Commissioners approved change orders on two projects during Tuesday’s meeting. One change was on the design contract for the Myers Street reconstruction with Alfred Benesch for a contract deduction of over $80,000 to reflect costs being less than budgeted.
The other change order was with PLI for the Deerfield Estates South projects, that reduce the contract amount by over 213 thousand dollars, part of which reflects the developer, Twinland II LLC, picking up the costs for final grading, seeding and erosion control. Net result of this change order is a total refund to Twinland of over $213,000 from the deposit it put up for it’s share of the project cost.
Commissioners also approved an ordinance correcting street names in the Veranda West Subdivision and Veranda Planned Unit Development.
Ordinances related to mobile food vendors were approved, The major change to the ordinance relates to vendors parking on city property, which requires approval by either the Commission or the City Administrator.
Commissioners approved the 2026 fee schedule updates. Changes include adjustment of cereal malt beverage license fees reflecting a change in where a state 25 dollar stamp fee is collected, a five dollar hike in cremation fees and adding a category for larger animals, increases in fireworks stand permit fees, setting an annual license fee for food vendors, and several other adjustments.
It also approved an annual boundary resolution, and cereal malt beverage license renewals for Dillons and Kwik Shop.
The 2025 city audit for McPherson won’t cost as much as in the past, Commissioners approved a revised agreement that will reduce by five thousand dollars the cost for the basic audit.
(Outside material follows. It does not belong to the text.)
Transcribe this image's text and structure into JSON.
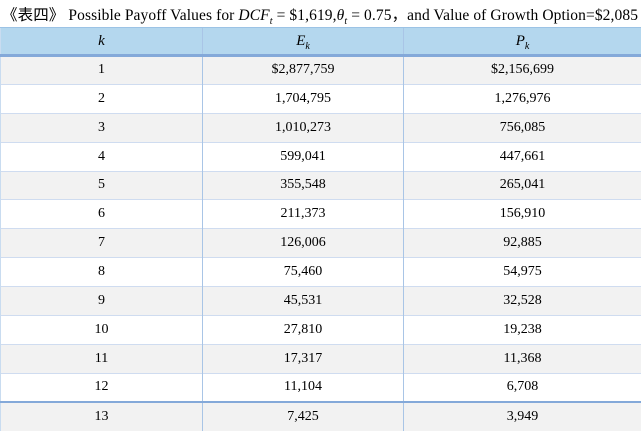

The Loyd Group cited quality of the city’s record keeping, consistency of staffing, and timeliness of responses to their requests in their request to lower fees, in effect passing along savings to the city.
Commissioners approved binding the city’s 2026 insurance renewal, which will carry about a 13 percent increase from 2025, mainly due to higher insured values for city buildings and facilities along with current market conditions. Related to insurance it approved payment of the first half of the 2026 workers compensation insurance premium, which in addition to that of the city also covers the Board of Public Utilities and McPherson Public Library.